The average rate at which energy is conducted outward through the ground surface in a certain region is 51.6 mW/m2, and the average thermal conductivity of the near-surface rocks is 3.31 W/m·K. Assuming a surface temperature of 11.7°C, find the temperature (in Celsius) at a depth of 35.0 km (near the base of the crust). Ignore the heat generated by the presence of radioactive elements.
recall that for an energy transfer,
q = -kA * dT / dx
where
q = rate of heat tranfer (in Watts)
k = thermal conductivity (in W/m-K)
dT = differential change in Temperature (in Celsius or in Kelvin)
dx = differential change in position (x-direction)
*note: this is negative since (T2-T1) is always negative, for heat always flows from higher temp to lower temp.
assuming heat transfer is at steady state (does not change with time), this formula simplifies to
q = -kA (T2-T1)/(x2-x1) ; or
q/A = -k*(T2 - T2)/(x2 - x1)
where
T1 = heat source temp (at this problem it's the crust)
T2 = lower temp (at this problem, it's the surface)
first we convert 51.6 mW/m^2 into W by multiplying by 10^-3
substituting,
51.6 * 10^(-3) = -3.31*( 11.7 - T1 )/(35)
0.0516*35/(-3.31) = 11.7 - T1
-0.546 = 11.7 - T1
-12.246 = -T1
T1 = 12.246 deg C
hope this helps~ :)
oops, scrap my first answer,, i forgot to convert 35 km to meters:
35 km = 35000 m
substituting,
51.6 * 10^(-3) = -3.31*( 11.7 - T1 )/(35000)

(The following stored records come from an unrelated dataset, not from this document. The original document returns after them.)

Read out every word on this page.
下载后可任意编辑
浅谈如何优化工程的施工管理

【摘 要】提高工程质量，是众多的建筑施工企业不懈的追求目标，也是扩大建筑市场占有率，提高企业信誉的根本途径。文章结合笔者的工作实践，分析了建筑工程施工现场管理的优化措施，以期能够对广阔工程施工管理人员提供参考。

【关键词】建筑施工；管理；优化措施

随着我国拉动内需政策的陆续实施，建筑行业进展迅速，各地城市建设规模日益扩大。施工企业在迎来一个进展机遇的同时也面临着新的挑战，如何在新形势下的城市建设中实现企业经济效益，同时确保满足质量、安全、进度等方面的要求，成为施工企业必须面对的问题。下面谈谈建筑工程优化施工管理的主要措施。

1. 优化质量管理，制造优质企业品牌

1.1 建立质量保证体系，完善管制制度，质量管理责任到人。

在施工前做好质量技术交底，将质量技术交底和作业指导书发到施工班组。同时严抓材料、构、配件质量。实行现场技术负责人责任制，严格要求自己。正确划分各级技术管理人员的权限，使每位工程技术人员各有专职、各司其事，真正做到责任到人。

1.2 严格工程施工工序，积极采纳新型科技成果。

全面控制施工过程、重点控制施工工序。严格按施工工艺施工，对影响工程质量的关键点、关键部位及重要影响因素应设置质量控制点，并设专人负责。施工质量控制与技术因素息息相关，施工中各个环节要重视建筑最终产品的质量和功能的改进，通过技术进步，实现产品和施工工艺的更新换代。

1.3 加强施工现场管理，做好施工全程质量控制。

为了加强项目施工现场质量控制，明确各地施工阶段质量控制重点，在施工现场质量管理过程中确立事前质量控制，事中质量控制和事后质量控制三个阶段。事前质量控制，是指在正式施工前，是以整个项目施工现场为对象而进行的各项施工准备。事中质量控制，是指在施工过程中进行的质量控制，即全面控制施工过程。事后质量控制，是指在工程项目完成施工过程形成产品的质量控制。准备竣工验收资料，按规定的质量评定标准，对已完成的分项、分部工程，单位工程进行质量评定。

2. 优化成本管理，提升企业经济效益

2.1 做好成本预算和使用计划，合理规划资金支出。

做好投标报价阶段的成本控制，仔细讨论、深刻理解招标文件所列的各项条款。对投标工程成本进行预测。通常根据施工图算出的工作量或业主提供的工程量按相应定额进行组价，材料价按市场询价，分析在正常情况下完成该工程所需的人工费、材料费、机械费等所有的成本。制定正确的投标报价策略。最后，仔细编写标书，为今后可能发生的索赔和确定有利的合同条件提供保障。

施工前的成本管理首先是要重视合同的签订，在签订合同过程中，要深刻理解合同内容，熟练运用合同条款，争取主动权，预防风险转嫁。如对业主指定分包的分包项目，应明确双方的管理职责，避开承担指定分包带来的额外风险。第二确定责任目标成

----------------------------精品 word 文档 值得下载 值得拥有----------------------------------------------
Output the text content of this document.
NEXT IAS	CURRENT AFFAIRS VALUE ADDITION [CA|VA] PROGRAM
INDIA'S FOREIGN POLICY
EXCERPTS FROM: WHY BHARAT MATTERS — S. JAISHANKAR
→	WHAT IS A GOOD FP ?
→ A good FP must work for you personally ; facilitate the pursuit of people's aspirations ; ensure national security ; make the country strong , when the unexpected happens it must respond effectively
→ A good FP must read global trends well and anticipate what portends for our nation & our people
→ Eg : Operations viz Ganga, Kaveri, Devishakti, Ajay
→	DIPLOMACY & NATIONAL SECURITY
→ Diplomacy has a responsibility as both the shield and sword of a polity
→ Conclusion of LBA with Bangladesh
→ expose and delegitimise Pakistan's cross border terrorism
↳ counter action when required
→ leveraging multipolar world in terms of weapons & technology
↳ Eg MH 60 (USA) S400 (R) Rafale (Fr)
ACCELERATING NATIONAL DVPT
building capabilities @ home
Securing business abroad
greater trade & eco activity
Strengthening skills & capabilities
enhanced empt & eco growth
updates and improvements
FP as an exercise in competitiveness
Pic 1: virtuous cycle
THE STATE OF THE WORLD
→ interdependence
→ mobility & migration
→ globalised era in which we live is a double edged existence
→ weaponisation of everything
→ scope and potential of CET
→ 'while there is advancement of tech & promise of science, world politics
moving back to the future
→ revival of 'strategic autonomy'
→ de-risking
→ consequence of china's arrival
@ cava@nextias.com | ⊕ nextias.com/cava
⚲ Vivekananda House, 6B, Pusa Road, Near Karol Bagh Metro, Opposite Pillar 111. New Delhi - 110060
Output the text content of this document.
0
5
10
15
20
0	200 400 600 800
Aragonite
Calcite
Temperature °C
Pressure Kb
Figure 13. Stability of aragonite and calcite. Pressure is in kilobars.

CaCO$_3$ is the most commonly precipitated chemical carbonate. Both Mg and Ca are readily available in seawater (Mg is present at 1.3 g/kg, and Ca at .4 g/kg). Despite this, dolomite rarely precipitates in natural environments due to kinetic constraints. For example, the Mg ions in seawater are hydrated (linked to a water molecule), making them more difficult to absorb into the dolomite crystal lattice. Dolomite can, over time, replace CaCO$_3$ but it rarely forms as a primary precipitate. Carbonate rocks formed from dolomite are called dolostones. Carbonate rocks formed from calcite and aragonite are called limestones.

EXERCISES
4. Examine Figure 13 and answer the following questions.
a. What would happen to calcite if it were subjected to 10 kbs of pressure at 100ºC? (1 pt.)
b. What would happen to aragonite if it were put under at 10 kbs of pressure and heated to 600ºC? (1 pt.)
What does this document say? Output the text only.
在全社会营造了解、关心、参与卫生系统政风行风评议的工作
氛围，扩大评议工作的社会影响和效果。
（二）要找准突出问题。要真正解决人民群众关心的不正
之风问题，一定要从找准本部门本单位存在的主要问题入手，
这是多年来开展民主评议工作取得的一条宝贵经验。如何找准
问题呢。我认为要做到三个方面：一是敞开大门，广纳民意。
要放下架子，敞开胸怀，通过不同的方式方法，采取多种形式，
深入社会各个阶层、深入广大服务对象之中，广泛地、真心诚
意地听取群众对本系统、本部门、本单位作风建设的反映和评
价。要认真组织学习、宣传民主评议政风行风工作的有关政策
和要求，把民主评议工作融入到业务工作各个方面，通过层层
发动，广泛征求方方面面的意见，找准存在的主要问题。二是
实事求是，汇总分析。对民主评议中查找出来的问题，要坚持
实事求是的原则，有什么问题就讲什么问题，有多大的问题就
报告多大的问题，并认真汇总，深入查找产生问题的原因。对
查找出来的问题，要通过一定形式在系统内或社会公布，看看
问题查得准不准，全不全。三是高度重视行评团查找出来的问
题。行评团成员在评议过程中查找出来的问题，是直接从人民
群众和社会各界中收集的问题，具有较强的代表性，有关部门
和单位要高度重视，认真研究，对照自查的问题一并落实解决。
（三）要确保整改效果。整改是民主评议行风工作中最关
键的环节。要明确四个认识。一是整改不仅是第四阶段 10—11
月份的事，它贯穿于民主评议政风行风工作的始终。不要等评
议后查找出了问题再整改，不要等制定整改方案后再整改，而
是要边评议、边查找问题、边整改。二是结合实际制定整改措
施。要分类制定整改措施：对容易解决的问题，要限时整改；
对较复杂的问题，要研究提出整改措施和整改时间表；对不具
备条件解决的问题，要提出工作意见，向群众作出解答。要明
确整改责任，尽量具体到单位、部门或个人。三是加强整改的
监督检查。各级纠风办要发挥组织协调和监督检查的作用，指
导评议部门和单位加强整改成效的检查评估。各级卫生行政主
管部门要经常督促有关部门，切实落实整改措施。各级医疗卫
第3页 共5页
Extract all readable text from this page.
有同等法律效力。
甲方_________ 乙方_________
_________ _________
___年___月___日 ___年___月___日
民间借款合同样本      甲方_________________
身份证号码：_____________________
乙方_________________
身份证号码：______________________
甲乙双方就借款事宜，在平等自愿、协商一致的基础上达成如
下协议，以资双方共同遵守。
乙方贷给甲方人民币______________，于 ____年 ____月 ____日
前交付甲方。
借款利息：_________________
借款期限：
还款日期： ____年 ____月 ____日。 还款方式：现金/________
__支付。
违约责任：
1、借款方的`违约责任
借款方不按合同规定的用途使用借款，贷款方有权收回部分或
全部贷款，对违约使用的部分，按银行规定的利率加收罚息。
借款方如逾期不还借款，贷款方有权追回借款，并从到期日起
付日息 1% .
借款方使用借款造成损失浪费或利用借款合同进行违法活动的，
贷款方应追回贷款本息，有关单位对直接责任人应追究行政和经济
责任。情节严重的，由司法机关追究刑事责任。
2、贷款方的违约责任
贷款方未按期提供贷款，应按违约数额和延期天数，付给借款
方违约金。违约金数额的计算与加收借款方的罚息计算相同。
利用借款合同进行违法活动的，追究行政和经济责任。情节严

0.0516*35000/(-3.31) = 11.7 - T1
-545.62 = 11.7 - T1
-557.32 = -T1
T1 = 557.32 deg C
sorry~ ^^;
hope this helps~ :)
To solve this problem, we can use the concept of steady-state heat conduction. The rate of heat conducted through a material can be determined using the equation:
Q = (kAΔT) / d
where Q is the rate of heat conducted (in watts), k is the thermal conductivity of the material (in watts per meter-kelvin), A is the surface area (in square meters), ΔT is the temperature difference across the material (in kelvin), and d is the thickness of the material (in meters).
First, let's determine the temperature difference ΔT across the crust. We have the surface temperature (11.7°C), but we need to convert it to kelvin by adding 273.15:
ΔT = (11.7 + 273.15) K - T
Next, we can calculate the rate of heat conducted Q using the equation:
Q = kA(ΔT) / d
We are given the rate of heat conducted Q (51.6 mW/m², which is equivalent to 51.6 × 10⁻³ W/m²), the thermal conductivity k (3.31 W/m·K), and the thickness of the crust (35.0 km, which is equivalent to 35.0 × 10³ m).
Now, let's plug in the values and solve for ΔT:
51.6 × 10⁻³ = (3.31)A(ΔT) / (35.0 × 10³)
To eliminate the area A, we need to express it in terms of the crust's thickness. The area of a cylindrical crust with a radius r is given by:
A = 2πr²
The radius r is related to the thickness d by the equation:
r = d
Therefore, we can rewrite the equation for A as:
A = 2πd²
Now we can substitute this expression for A into the equation:
51.6 × 10⁻³ = (3.31)(2πd²)(ΔT) / (35.0 × 10³)
At this point, we have one equation with two unknowns (ΔT and d). To solve for ΔT, we need an additional equation. We can use the equation for the average temperature at a given depth:
T = Ts + (Tc - Ts) * (z / Z)
where T is the temperature at a given depth, Ts is the surface temperature, Tc is the temperature at the base of the crust, z is the depth, and Z is the total thickness of the crust.
In this case, we want to find the temperature at a depth of 35.0 km (near the base of the crust). We know the surface temperature (11.7°C) and the depth (35.0 km), but we need the temperature at the base of the crust (Tc).
Unfortunately, we don't have enough information to directly calculate Tc. We would need to know the temperature gradient or have additional data on the subsurface temperatures.
Therefore, without the necessary data, we cannot determine the temperature at a depth of 35.0 km near the base of the crust.